Il trattato di Maastricht va riformato. Serve una Europa più sociale

trattato di Maastricht

Ricorre l’anniversario del trattato di Maastricht. Il 7 febbraio del 1992, nella piccola città olandese di Maastricht 12 Stati europei, tra i quali i paesi fondatori della CECA, hanno firmato l’omonimo trattato dando vita all’Unione europea e chiudendo la stagione della Comunità economica europea.

Con il trattato di Maastricht, gli Stati membri hanno assunto dei precisi impegni economici e finanziari, gli stessi di cui abbiamo sentito parlare tanto nel decennio scorso con la crisi dei debiti sovrani tra il 2013 e il 2014 causata dalla bolla speculativa americana, implosa nel 2008 con conseguenze devastanti a livello mondiale.

Il trattato di Maastricht, a lungo, ha imposto politiche liberiste e di austerità all’Unione europea. Per rimanere nell’eurozona i paesi firmatari avevano assunto l’obbligo di rispettare due importanti vincoli per tenere in ordine i conti pubblici e garantire una parità di bilancio di stampo ottocentesco.

I paesi hanno dovuto rispettare per anni due parametri:

  • il rapporto debito/Pil al di sotto o pari al 60 per cento;
  • il rapporto deficit/Pil al di sotto o pari al 3 per cento.

Anche sacrificando investimenti sociali e soprattutto tagliando all’osso la spesa pubblica. Una stagione non facile e che l’Unione europea non ha voluto fortunatamente replicare con la pandemia di Coronavirus.

Sono intervenuta in Commissione Occupazione e Affari Sociali del Parlamento europeo durante la discussione degli emendamenti sul Pacchetto d’Autunno.

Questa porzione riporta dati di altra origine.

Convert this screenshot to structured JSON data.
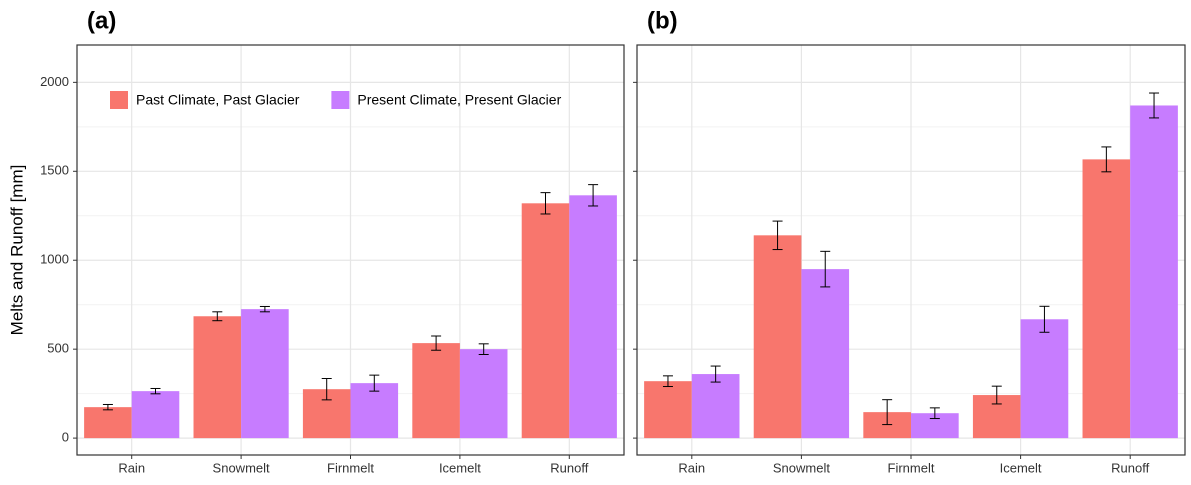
{
  "chart_data": [
    {
      "type": "bar",
      "title": "(a)",
      "y_label": "Melts and Runoff [mm]",
      "categories": [
        "Rain",
        "Snowmelt",
        "Firnmelt",
        "Icemelt",
        "Runoff"
      ],
      "series": [
        {
          "name": "Past Climate, Past Glacier",
          "color": "#F8766D",
          "values": [
            174,
            685,
            275,
            534,
            1320
          ],
          "errors": [
            15,
            25,
            60,
            40,
            60
          ]
        },
        {
          "name": "Present Climate, Present Glacier",
          "color": "#C77CFF",
          "values": [
            264,
            725,
            309,
            500,
            1365
          ],
          "errors": [
            15,
            15,
            45,
            30,
            60
          ]
        }
      ],
      "ylim": [
        -95,
        2210
      ],
      "yticks": [
        0,
        500,
        1000,
        1500,
        2000
      ],
      "grid": true,
      "legend": "top"
    },
    {
      "type": "bar",
      "title": "(b)",
      "categories": [
        "Rain",
        "Snowmelt",
        "Firnmelt",
        "Icemelt",
        "Runoff"
      ],
      "series": [
        {
          "color": "#F8766D",
          "values": [
            320,
            1140,
            146,
            242,
            1567
          ],
          "errors": [
            30,
            80,
            70,
            50,
            70
          ]
        },
        {
          "color": "#C77CFF",
          "values": [
            360,
            950,
            140,
            668,
            1870
          ],
          "errors": [
            45,
            100,
            30,
            73,
            70
          ]
        }
      ],
      "ylim": [
        -95,
        2210
      ],
      "yticks": [
        0,
        500,
        1000,
        1500,
        2000
      ],
      "grid": true
    }
  ]
}
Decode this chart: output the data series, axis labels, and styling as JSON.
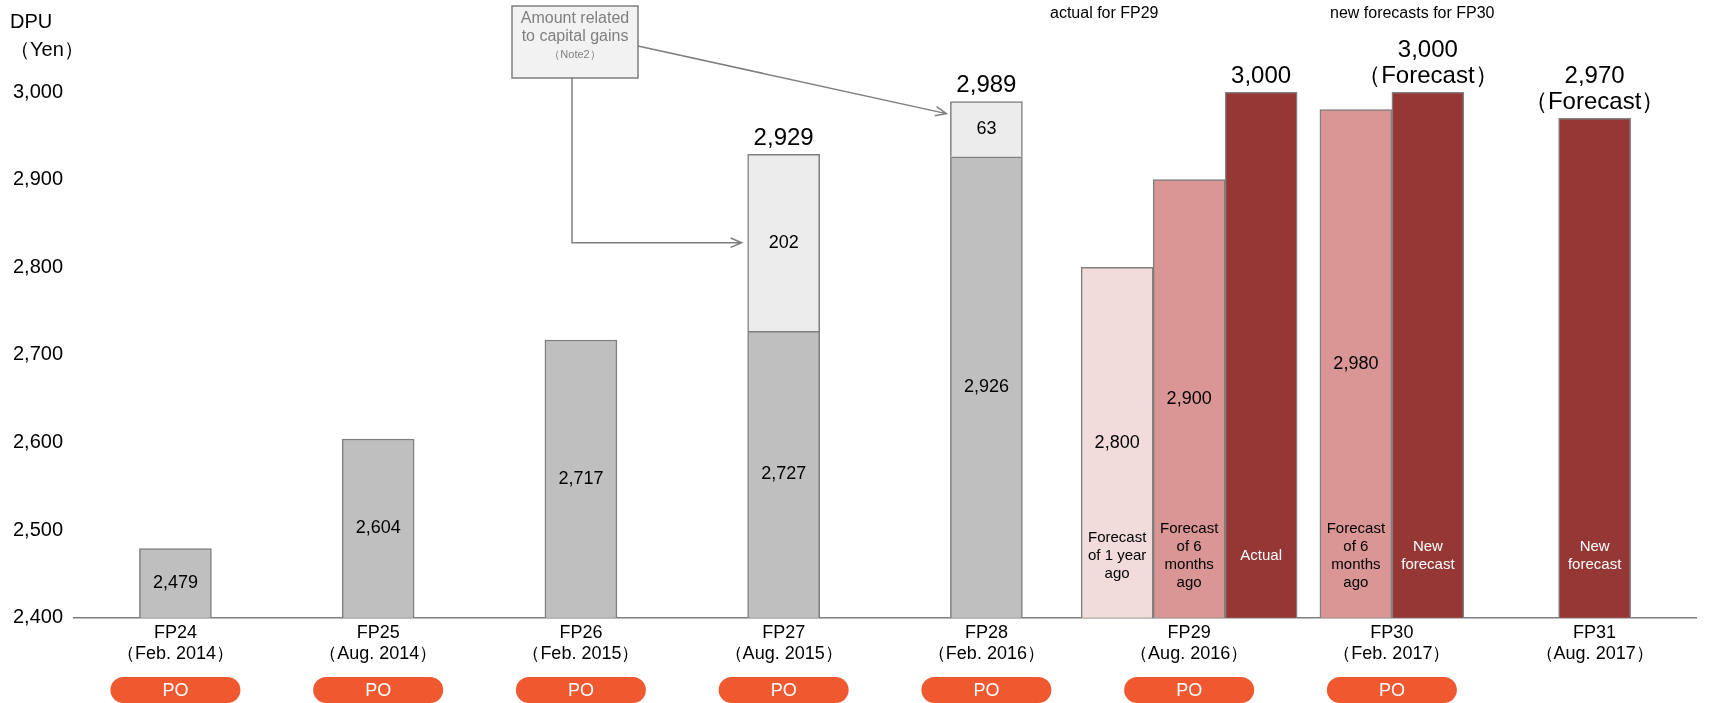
{
  "chart_data": {
    "type": "bar",
    "ylabel": "DPU\n（Yen）",
    "categories": [
      "FP24\n（Feb. 2014）",
      "FP25\n（Aug. 2014）",
      "FP26\n（Feb. 2015）",
      "FP27\n（Aug. 2015）",
      "FP28\n（Feb. 2016）",
      "FP29\n（Aug. 2016）",
      "FP30\n（Feb. 2017）",
      "FP31\n（Aug. 2017）"
    ],
    "series": [
      {
        "name": "Forecast of 1 year ago",
        "color": "#f2dcdb",
        "values": [
          null,
          null,
          null,
          null,
          null,
          2800,
          null,
          null
        ],
        "value_labels": [
          null,
          null,
          null,
          null,
          null,
          "2,800",
          null,
          null
        ]
      },
      {
        "name": "Forecast of 6 months ago",
        "color": "#d99694",
        "values": [
          null,
          null,
          null,
          null,
          null,
          2900,
          2980,
          null
        ],
        "value_labels": [
          null,
          null,
          null,
          null,
          null,
          "2,900",
          "2,980",
          null
        ]
      },
      {
        "name": "Actual",
        "color": "#953735",
        "values": [
          null,
          null,
          null,
          null,
          null,
          3000,
          null,
          null
        ],
        "value_labels": [
          null,
          null,
          null,
          null,
          null,
          "3,000",
          null,
          null
        ]
      },
      {
        "name": "New forecast",
        "color": "#953735",
        "values": [
          null,
          null,
          null,
          null,
          null,
          null,
          3000,
          2970
        ],
        "value_labels": [
          null,
          null,
          null,
          null,
          null,
          null,
          "3,000\n（Forecast）",
          "2,970\n（Forecast）"
        ]
      },
      {
        "color": "#bfbfbf",
        "values": [
          2479,
          2604,
          2717,
          2727,
          2926,
          null,
          null,
          null
        ],
        "value_labels": [
          "2,479",
          "2,604",
          "2,717",
          "2,727",
          "2,926",
          null,
          null,
          null
        ]
      },
      {
        "color": "#ececec",
        "base": [
          null,
          null,
          null,
          2727,
          2926,
          null,
          null,
          null
        ],
        "values": [
          null,
          null,
          null,
          202,
          63,
          null,
          null,
          null
        ],
        "value_labels": [
          null,
          null,
          null,
          "202",
          "63",
          null,
          null,
          null
        ]
      }
    ],
    "totals": [
      null,
      null,
      null,
      "2,929",
      "2,989",
      null,
      null,
      null
    ],
    "ylim": [
      2400,
      3000
    ],
    "yticks": [
      {
        "value": 2400,
        "label": "2,400"
      },
      {
        "value": 2500,
        "label": "2,500"
      },
      {
        "value": 2600,
        "label": "2,600"
      },
      {
        "value": 2700,
        "label": "2,700"
      },
      {
        "value": 2800,
        "label": "2,800"
      },
      {
        "value": 2900,
        "label": "2,900"
      },
      {
        "value": 3000,
        "label": "3,000"
      }
    ],
    "grid": false,
    "legend": false,
    "annotations": [
      "Amount related to capital gains\n（Note2）",
      "actual for FP29",
      "new forecasts for FP30",
      "PO",
      "PO",
      "PO",
      "PO",
      "PO",
      "PO",
      "PO"
    ]
  }
}
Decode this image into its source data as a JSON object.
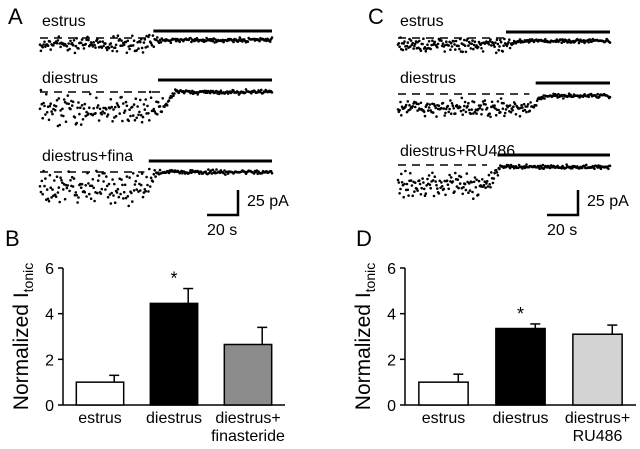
{
  "traces": [
    {
      "panel": "A",
      "items": [
        "estrus",
        "diestrus",
        "diestrus+fina"
      ],
      "scale_y": "25 pA",
      "scale_x": "20 s"
    },
    {
      "panel": "C",
      "items": [
        "estrus",
        "diestrus",
        "diestrus+RU486"
      ],
      "scale_y": "25 pA",
      "scale_x": "20 s"
    }
  ],
  "chart_data": [
    {
      "type": "bar",
      "panel": "B",
      "ylabel": "Normalized I",
      "ylabel_sub": "tonic",
      "categories": [
        "estrus",
        "diestrus",
        "diestrus+ finasteride"
      ],
      "values": [
        1.0,
        4.45,
        2.65
      ],
      "errors": [
        0.3,
        0.65,
        0.75
      ],
      "colors": [
        "#ffffff",
        "#000000",
        "#8c8c8c"
      ],
      "annotations": [
        null,
        "*",
        null
      ],
      "ylim": [
        0,
        6
      ],
      "yticks": [
        0,
        2,
        4,
        6
      ]
    },
    {
      "type": "bar",
      "panel": "D",
      "ylabel": "Normalized I",
      "ylabel_sub": "tonic",
      "categories": [
        "estrus",
        "diestrus",
        "diestrus+ RU486"
      ],
      "values": [
        1.0,
        3.35,
        3.1
      ],
      "errors": [
        0.35,
        0.2,
        0.4
      ],
      "colors": [
        "#ffffff",
        "#000000",
        "#d3d3d3"
      ],
      "annotations": [
        null,
        "*",
        null
      ],
      "ylim": [
        0,
        6
      ],
      "yticks": [
        0,
        2,
        4,
        6
      ]
    }
  ]
}
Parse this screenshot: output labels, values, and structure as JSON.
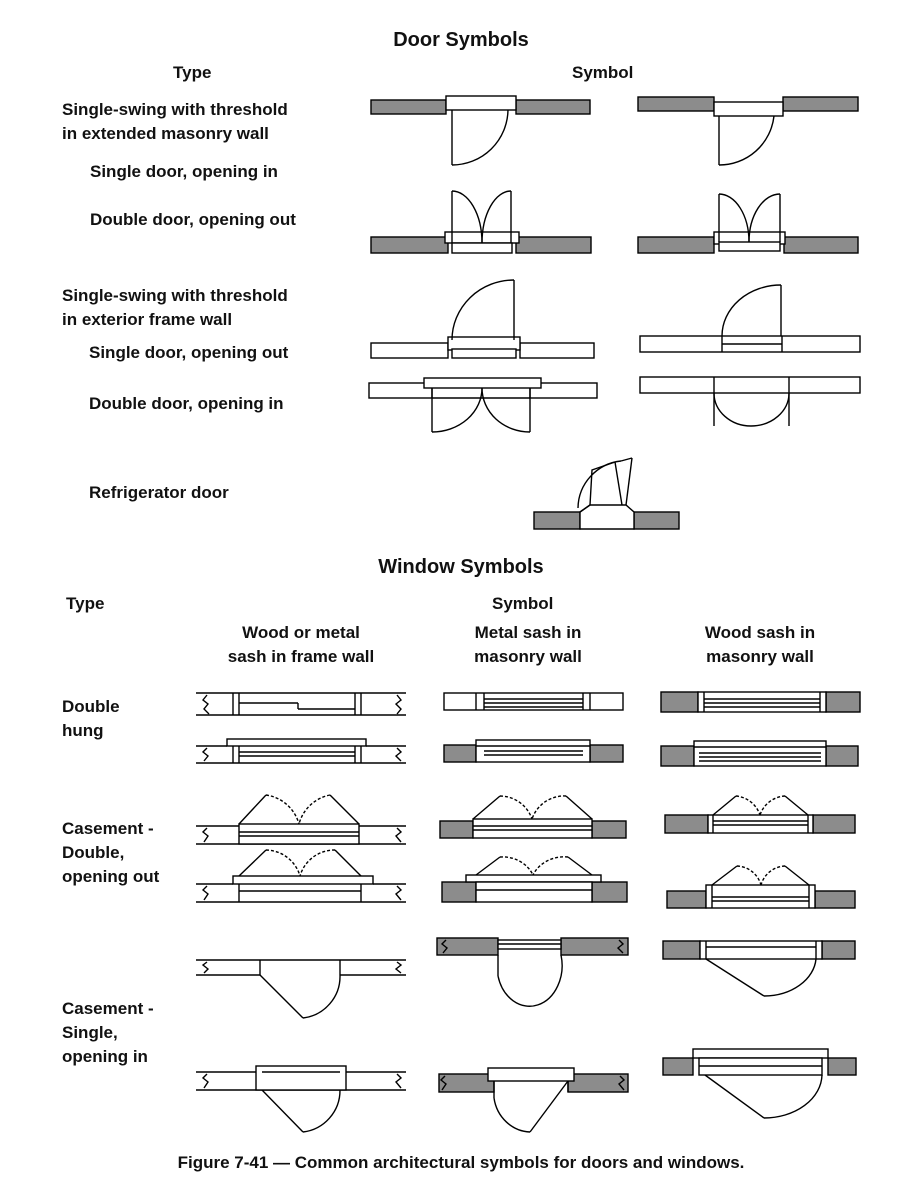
{
  "door_section": {
    "title": "Door Symbols",
    "type_header": "Type",
    "symbol_header": "Symbol",
    "rows": [
      {
        "label": "Single-swing with threshold\nin extended masonry wall"
      },
      {
        "label": "Single door, opening in"
      },
      {
        "label": "Double door, opening out"
      },
      {
        "label": "Single-swing with threshold\nin exterior frame wall"
      },
      {
        "label": "Single door, opening out"
      },
      {
        "label": "Double door, opening in"
      },
      {
        "label": "Refrigerator door"
      }
    ]
  },
  "window_section": {
    "title": "Window Symbols",
    "type_header": "Type",
    "symbol_header": "Symbol",
    "columns": [
      "Wood or metal\nsash in frame wall",
      "Metal sash in\nmasonry wall",
      "Wood sash in\nmasonry wall"
    ],
    "rows": [
      {
        "label": "Double\nhung"
      },
      {
        "label": "Casement -\nDouble,\nopening out"
      },
      {
        "label": "Casement -\nSingle,\nopening in"
      }
    ]
  },
  "caption": "Figure 7-41 — Common architectural symbols for doors and windows.",
  "colors": {
    "masonry_fill": "#8c8c8c",
    "line": "#000000",
    "background": "#ffffff"
  }
}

Il testo, elaborato sul 2021 per il 2022 dalla Commissione europea, sono convinta contenga prospettive di crescita eccessivamente ottimistiche.

La inflazione corre. E rischia di erodere il potere d’acquisto dei lavoratori e delle famiglie al contempo mettendo in enorme difficoltà imprese e territori.

Trattato di Maastricht, riforma indispensabile per una Europa più sociale

Trent’anni dopo è ora di riformare il Trattato di Maastricht. Per il Movimento 5 Stelle la nuova governance economica dell’UE deve focalizzarsi su tre assi.

  • Innanzitutto, bisogna rivedere il Patto di Stabilità e Crescita prima che sia disattivata la clausola di salvaguardia, escludendo gli investimenti verdi e sociali dal calcolo del deficit.

In tal modo, si potrà anche affrontare la questione del debito accumulato durante la pandemia, evitando il ritorno alla austerità per garantire una ripresa sostenibile.

  • Occorre poi dare piena attuazione al Pilastro europeo dei diritti sociali., adeguando il semestre europeo con nuovi indicatori. E riconoscendo ai ministri del Lavoro la stessa dignità politica dei ministri dell’Economia nell’ambito delle decisioni assunte in Consiglio Europeo.

Infine, a fronte della forte spirale inflazionistica in atto, un intervento della BCE sui tassi potrebbe non bastare per rispettare l’obiettivo del 2 per cento:

  • rendendo necessario un coordinamento delle politiche fiscali, ormai indispensabile per garantire una redistribuzione più equa della ricchezza e la lotta al dumping fiscale.

Oggi, più che mai, dobbiamo accettare il diritto dei cittadini di misurare noi in quanto decisori politici, ma anche l’Unione per le risposte che saprà garantire per il benessere collettivo e il bene comune.